A brief response to "COPS and PNUTS"
I stumbled across a review by Peter Bailis of one of our SOSP papers today, and I'm worried that we failed to be clear about a few things in the work, so I figured I'd grab the blog soapbox and try to clarify. First is the relationship of COPS [pdf] and prior work. Peter comments:
I'm not sure this advances much of the state of the art beyond, say, Dynamo, which provided a scalable web store with user-specified conflict handling.
The delta from Dynamo is very simple: Dynamo offers no “guaranteed” consistency semantics at all. Operations that touch different keys/tablets can arrive at replicas in arbitrary order. In COPS, that’s not the case - operations can only arrive in an order allowed by causal consistency. The example of updating two keys, one that controls the permissions of an object, and one that modifies the object, is a good way to illustrate this. In Dynamo, the object modification could be applied at a remote datacenter before the corresponding permissions update. In COPS, it could not. PNUTS is stronger than Dynamo, but weaker than COPS - it provides per-record timeline consistency, but provides no consistency guarantees across different keys. Consider three updates by a single thread:
write A=1, write B=dog, write B=cow, write A=2
In Dynamo, the order at which these updates are applied is unconstrained. In a remote datacenter, read(A), read(A) might return A=2, A=1
In PNUTS, the value of “A” could never go backwards: A=1, A=1, … A=2, A=2, …
But in both Dynamo and PNUTS, the relative values of A and B are unconstrained, and each of these systems could read(A), read(B): {2, dog}. Even though the originating thread set B=cow before it set A=2.
In COPS, this latter read sequence could not happen. The allowable reads are:
{1, }, {1,dog}, {1,cow}, {2, cow}
In all three systems (in PNUTS, using Read-any), concurrent updates at different datacenters could cause conflicts that invoke conflict handlers, and in this way the three systems are not different - nor do we claim they are.

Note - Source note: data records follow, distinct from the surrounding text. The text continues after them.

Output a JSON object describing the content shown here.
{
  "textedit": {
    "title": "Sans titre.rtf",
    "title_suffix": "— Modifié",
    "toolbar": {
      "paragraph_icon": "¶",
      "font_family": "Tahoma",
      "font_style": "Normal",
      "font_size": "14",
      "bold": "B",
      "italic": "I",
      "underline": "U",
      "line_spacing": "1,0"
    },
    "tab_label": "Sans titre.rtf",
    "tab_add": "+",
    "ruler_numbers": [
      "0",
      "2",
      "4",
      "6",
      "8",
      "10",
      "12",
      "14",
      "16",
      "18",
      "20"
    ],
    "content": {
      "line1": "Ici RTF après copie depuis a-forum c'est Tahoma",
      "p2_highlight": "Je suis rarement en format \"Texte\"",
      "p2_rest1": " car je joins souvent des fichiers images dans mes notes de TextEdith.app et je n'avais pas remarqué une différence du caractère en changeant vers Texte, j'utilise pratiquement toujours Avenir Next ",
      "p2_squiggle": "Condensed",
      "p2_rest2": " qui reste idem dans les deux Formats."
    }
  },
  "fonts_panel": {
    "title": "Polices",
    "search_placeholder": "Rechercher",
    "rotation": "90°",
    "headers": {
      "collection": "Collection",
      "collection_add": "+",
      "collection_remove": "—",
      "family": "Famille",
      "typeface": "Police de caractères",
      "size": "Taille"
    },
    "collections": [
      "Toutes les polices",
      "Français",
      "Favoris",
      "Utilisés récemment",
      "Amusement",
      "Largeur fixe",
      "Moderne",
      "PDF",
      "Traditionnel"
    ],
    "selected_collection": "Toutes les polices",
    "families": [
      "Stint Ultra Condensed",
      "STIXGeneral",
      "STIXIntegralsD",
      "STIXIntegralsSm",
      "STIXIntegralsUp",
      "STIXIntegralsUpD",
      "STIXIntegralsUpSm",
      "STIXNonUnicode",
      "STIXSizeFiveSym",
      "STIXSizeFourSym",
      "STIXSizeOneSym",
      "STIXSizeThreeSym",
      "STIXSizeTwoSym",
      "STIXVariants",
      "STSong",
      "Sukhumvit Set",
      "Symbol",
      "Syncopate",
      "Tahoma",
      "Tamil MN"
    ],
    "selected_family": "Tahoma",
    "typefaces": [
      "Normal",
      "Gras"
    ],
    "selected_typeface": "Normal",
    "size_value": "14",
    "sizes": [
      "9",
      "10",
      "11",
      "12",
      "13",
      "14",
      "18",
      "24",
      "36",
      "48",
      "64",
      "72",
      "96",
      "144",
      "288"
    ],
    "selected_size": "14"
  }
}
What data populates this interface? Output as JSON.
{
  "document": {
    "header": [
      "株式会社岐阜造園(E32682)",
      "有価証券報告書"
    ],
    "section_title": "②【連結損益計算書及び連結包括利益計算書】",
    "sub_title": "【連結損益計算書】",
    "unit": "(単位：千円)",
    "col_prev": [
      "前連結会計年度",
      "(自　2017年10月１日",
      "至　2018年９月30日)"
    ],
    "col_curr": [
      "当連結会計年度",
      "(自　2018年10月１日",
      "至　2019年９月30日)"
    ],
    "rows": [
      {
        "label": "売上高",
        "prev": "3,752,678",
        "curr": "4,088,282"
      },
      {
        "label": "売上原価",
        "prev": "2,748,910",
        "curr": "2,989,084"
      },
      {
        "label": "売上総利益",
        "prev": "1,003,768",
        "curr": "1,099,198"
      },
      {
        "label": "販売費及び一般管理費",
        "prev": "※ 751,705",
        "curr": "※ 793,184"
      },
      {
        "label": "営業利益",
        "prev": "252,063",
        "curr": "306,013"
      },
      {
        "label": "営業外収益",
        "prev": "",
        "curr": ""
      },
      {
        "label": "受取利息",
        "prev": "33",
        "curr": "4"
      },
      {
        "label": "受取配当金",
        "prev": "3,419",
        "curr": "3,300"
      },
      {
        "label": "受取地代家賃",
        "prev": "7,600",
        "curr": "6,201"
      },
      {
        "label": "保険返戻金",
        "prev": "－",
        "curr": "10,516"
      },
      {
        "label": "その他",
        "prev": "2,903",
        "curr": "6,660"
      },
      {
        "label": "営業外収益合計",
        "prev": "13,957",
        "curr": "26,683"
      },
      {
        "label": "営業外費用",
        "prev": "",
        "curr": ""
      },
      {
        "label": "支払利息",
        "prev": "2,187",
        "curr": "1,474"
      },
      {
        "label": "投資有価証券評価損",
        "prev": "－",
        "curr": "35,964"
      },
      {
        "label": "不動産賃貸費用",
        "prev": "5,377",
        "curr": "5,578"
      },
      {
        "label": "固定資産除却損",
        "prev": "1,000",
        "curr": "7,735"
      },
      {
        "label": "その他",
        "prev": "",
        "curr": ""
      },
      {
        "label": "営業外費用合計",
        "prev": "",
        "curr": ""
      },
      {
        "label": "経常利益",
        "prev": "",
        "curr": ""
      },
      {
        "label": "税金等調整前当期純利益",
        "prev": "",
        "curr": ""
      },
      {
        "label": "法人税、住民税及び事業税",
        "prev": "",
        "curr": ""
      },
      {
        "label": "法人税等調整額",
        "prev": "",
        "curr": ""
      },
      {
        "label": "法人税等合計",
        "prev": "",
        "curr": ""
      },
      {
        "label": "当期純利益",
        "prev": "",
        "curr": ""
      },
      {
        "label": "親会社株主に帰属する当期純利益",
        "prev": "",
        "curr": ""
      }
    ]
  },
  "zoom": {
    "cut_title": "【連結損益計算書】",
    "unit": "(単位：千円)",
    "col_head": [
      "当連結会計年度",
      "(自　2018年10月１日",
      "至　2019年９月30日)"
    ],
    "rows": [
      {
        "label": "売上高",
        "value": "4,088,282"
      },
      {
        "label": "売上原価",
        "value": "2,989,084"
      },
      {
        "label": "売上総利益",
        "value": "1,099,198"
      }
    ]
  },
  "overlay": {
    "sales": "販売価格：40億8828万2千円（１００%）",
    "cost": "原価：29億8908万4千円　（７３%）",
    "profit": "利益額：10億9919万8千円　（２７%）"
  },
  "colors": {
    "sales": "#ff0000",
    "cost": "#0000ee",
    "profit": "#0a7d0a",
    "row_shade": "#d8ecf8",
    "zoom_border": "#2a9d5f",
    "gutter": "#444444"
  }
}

Causal consistency in this way is not new, and it’s not the contribution of COPS. It’s the same consistency model provided by Bayou and the systems that followed it. The contribution is that COPS does so in a scalable way when your data store is partitioned among many machines in a datacenter. As you shard data onto more and more tablets, those tablets can replicate to their peers in a remote datacenter without all updates having to go through a single point of serialization. The tricky thing in doing so is ensuring that you don't build up an ever-growing pile of metadata in the process, and I think this is COPS's biggest contribution - Wyatt figured out how to do this replication, efficiently identify and garbage collect the dependencies, and so on.
I hope that we didn’t convey the impression that we thought “causal+” is a novel model - in fact, as we explicitly point out in section 3.4, it’s exactly the consistency model provided by Bayou and PRACTI. However, in order to prove that COPS’s design preserved the causal ordering, we had to create a formal definition of causal+. As Peter says, we could have called it “employing commutative merge functions to totally order causally divergent versions”, but that’s a mouthful, so we coined a shorthand. It’s not clear to me that giving names to enhance clarity justifies claiming that the “card-carrying club members” of the SOSP community were “misleading” and “posturing”. :-)
Finally, COPS isn't the solution to every problem under the sun. There are times when you want to sacrifice consistency for availability, and for those times, COPS provides strictly stronger consistency semantics than, e.g., Dynamo and PNUTS, with the same availability. But there are also times when you need something stronger, and for that, you have to use something like Megastore or Walter. There's a reason Amazon's S3 and PNUTS offer the choice of strong or eventual consistency, and nothing can change that - it's a fundamental tradeoff. But COPS makes the "available" choice somewhat easier to use.